While there is no easy answer to the question of which gender norms we should respect, it is definitely a question that is worth asking before and while we are travelling. What am I okay with? Under what conditions? When should I stick to my own beliefs about gender? What can I do to promote gender equality without being offensive?

In places like Saudi Arabia where women’s dress codes are enforced by legal authorities we really have little choice (unless you’re a visiting dignitary like Michelle Obama or Angela Merkel). In other places we have more of a decision to make. Dress codes often apply just as much to men as to women, having to cover knees, shoulders or heads might be common to all. My partner (male) and I almost always have a light sarong each when we are travelling. This is so we can adjust our dress if we notice that there is a problem, or so we can visit a mosque or a stupa, even if neither of us is very good at tying a sarong so it stays on.


Foreigners get leeway

As tourists we often get to choose for ourselves which of the local cultural or religious customs we are comfortable respecting, and if we choose to be transgressive we are often given a certain amount of ‘leeway’

Young women breaking gender norms

Young women building housing and breaking gender norms. Photo by Artem Beliaikin.

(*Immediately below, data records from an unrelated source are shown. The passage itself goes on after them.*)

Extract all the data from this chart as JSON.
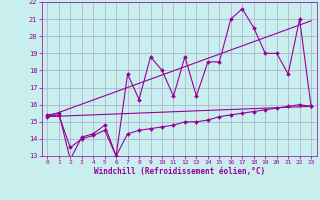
{
  "xlabel": "Windchill (Refroidissement éolien,°C)",
  "background_color": "#c8eeee",
  "grid_color": "#aaaacc",
  "line_color": "#990099",
  "xlim": [
    -0.5,
    23.5
  ],
  "ylim": [
    13,
    22
  ],
  "yticks": [
    13,
    14,
    15,
    16,
    17,
    18,
    19,
    20,
    21,
    22
  ],
  "xticks": [
    0,
    1,
    2,
    3,
    4,
    5,
    6,
    7,
    8,
    9,
    10,
    11,
    12,
    13,
    14,
    15,
    16,
    17,
    18,
    19,
    20,
    21,
    22,
    23
  ],
  "series": [
    {
      "x": [
        0,
        1,
        2,
        3,
        4,
        5,
        6,
        7,
        8,
        9,
        10,
        11,
        12,
        13,
        14,
        15,
        16,
        17,
        18,
        19,
        20,
        21,
        22,
        23
      ],
      "y": [
        15.4,
        15.5,
        12.8,
        14.1,
        14.3,
        14.8,
        13.0,
        17.8,
        16.3,
        18.8,
        18.0,
        16.5,
        18.8,
        16.5,
        18.5,
        18.5,
        21.0,
        21.6,
        20.5,
        19.0,
        19.0,
        17.8,
        21.0,
        15.9
      ]
    },
    {
      "x": [
        0,
        1,
        2,
        3,
        4,
        5,
        6,
        7,
        8,
        9,
        10,
        11,
        12,
        13,
        14,
        15,
        16,
        17,
        18,
        19,
        20,
        21,
        22,
        23
      ],
      "y": [
        15.3,
        15.4,
        13.5,
        14.0,
        14.2,
        14.5,
        13.0,
        14.3,
        14.5,
        14.6,
        14.7,
        14.8,
        15.0,
        15.0,
        15.1,
        15.3,
        15.4,
        15.5,
        15.6,
        15.7,
        15.8,
        15.9,
        16.0,
        15.9
      ]
    },
    {
      "x": [
        0,
        23
      ],
      "y": [
        15.3,
        15.9
      ]
    },
    {
      "x": [
        0,
        23
      ],
      "y": [
        15.3,
        20.9
      ]
    }
  ]
}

by local people, who excuse us for our foreignness. This applies more in everyday public situations than it does in areas of religious or civic importance. When we choose to visit a place of religious or civic importance, observing the dress code is plainly a matter of respect – we take our shoes off to visit a stupa and we cover our heads to visit a mosque. On the other hand, beaches are often places where, as foreigners, we are not expected to comply with local dress.

Finding the balance between respect and transgression in other areas can be much more difficult. As a woman, I was recently given an opportunity to visit an Australian aboriginal birthing tree while my brother was asked to stay behind, and we were both okay with that.

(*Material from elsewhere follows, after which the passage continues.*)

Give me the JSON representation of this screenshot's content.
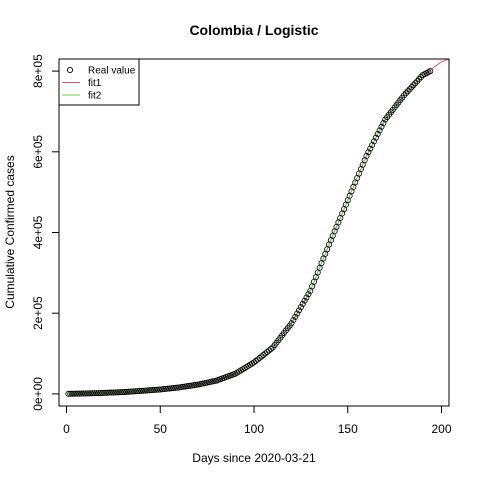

On the other hand I found myself dismayed (and arguing) with a man who lived by the sea in Sri Lanka. He told me that he wouldn’t teach his daughters to swim because they would be immodest, even though many women drowned in the 2004 Tsunami, and he knew that learning to swim might someday save their lives.


What can I do for gender equality when I travel?

One of the most important things we can do when travelling is to be an example of the positive aspects of gender equality. For me, whether I am travelling alone or with a companion, I try to ensure that I gently cross the boundaries of expected gender behaviours. Playing sport and offering to fix mechanical things go hand-in-hand with offering to help cook or clean. I talk with girls about their future and what they want to do and to be when they finish school, encouraging them to think beyond the gender norms that they can see around them.

I talk with boys about things they don’t expect me to know about, cars and fishing for example, but I also ask them about cooking and children. I tell parents how bright their girls are and how I think they will do amazing things. I ask about women’s roles and express my own reluctance to accept a view of women as ‘lesser’ beings, without directly criticizing the culture or people involved.

The world is a long way from achieving gender equality. Social norms that see women given less legal rights and protections than men exist in every country. If we are lucky enough to be able to travel, it is also our responsibility to consider how we express gender equality and how we balance that with respect for local customs and religion. There are no easy answers, but a thoughtful approach is a good start.

Other things we can do include finding and supporting organisations that are working for gender equality, or whose focus is empowerment of women – whether it’s a Learn to Swim program for girls in Sri Lanka, a farming education program for women in Zambia, or a driving school for women in Saudi Arabia – there are many ways that we can support women and spread the spirit of gender equality.

Timorese man and twins - gender norms

Timorese man looking after his twins. We all benefit when we share the load and change our expectations.